Estreia de "Deus e o Diabo na Terra do Sol" completa 50 anos



Filme de Glauber Rocha chegou às telas uma semana após o golpe de 64, e representou o Brasil no Festival de Cannes, na França. A obra, que retrata o cangaço e a vida no sertão nordestino, teve grande impacto sobre o cinema brasileiro, que sofreu com a censura durante a ditadura militar 

Produzido em 1963 e lançado no ano seguinte, Deus e o diabo na terra do sol foi o primeiro filme nacional a atingir o patamar das obras-primas da cinematografia mundial. Estava anos-luz à frente de O Cangaceiro e O pagador de promessas, cuja (pouca) repercussão internacional se devera à condescendência dos gringos para com os exotismos de países subdesenvolvidos.

O que se espera é que a comemoração do seu aniversário seja marcada por muitas iniciativas para despertar o interesse das novas gerações.
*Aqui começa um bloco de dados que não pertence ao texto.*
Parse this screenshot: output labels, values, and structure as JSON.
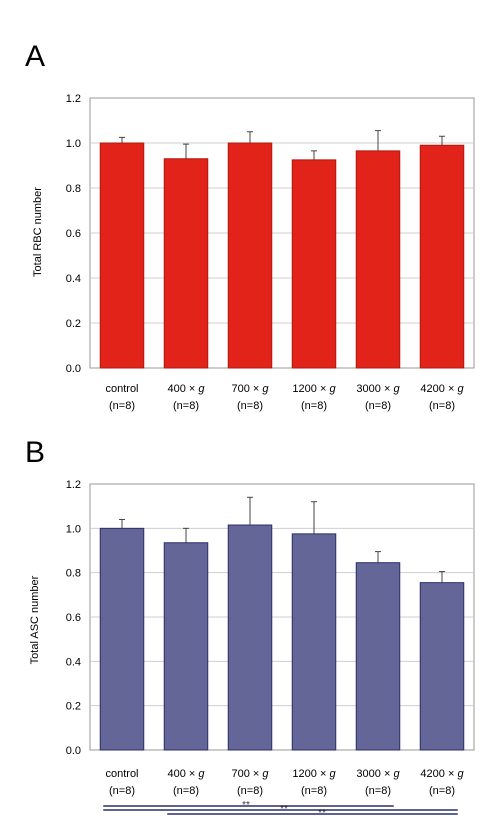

Elas precisam saber quão consistente e criativo o cinema brasileiro foi, antes de se subjugar à estética televisiva.

O superlativo nordestern de Glauber Rocha, influenciado por John Ford, Sergei Eisenstein e os mestres do neo-realismo italiano, acompanha a jornada do vaqueiro Manuel (Geraldo Del Rey) em busca de um novo destino, pois saíra do trilho normal de sua existência ao matar o coronel da região numa desavença a respeito da partilha do gado.

Engaja-se nos efetivos messiânicos de Deus (o santo Sebastião, interpretado por Lídio Silva e evidentemente baseado em Antônio Conselheiro) e do diabo (o cangaceiro Corisco, personagem que deu oportunidade a um incrível tour de force de Othon Bastos, disparado o melhor ator do elenco).

As autoridades, os latifundiários e a Igreja recorrem ao jagunço Antônio das Mortes (Maurício do Valle) para exterminar os beatos do Monte Santo (Canudos, claro!) e os cangaceiros remanescentes após a morte de Lampião.

Gigantesco, com capa de boiadeiro e barba cerrada, ele aluga sua papo amarelo calibre 44 para os poderosos, mas acredita estar cumprindo um papel mais nobre: o de desimpedir os caminhos para a guerra que um dia o povo haverá de travar "sem a cegueira de Deus e do diabo".

Manuel sobrevive a ambos os massacres e sai com a convicção de que a libertação do sofrido povo nordestino não passa por cangaceiros e fanáticos, como enfatiza a magnífica canção final de Sérgio Ricardo: "'Tá contada a minha história/ na verdade, imaginação,/ espero que o sinhô tenha tirado uma lição:/ que assim, mal dividido, este mundo anda errado,/ que a terra é do homem, não é de Deus nem do diabo".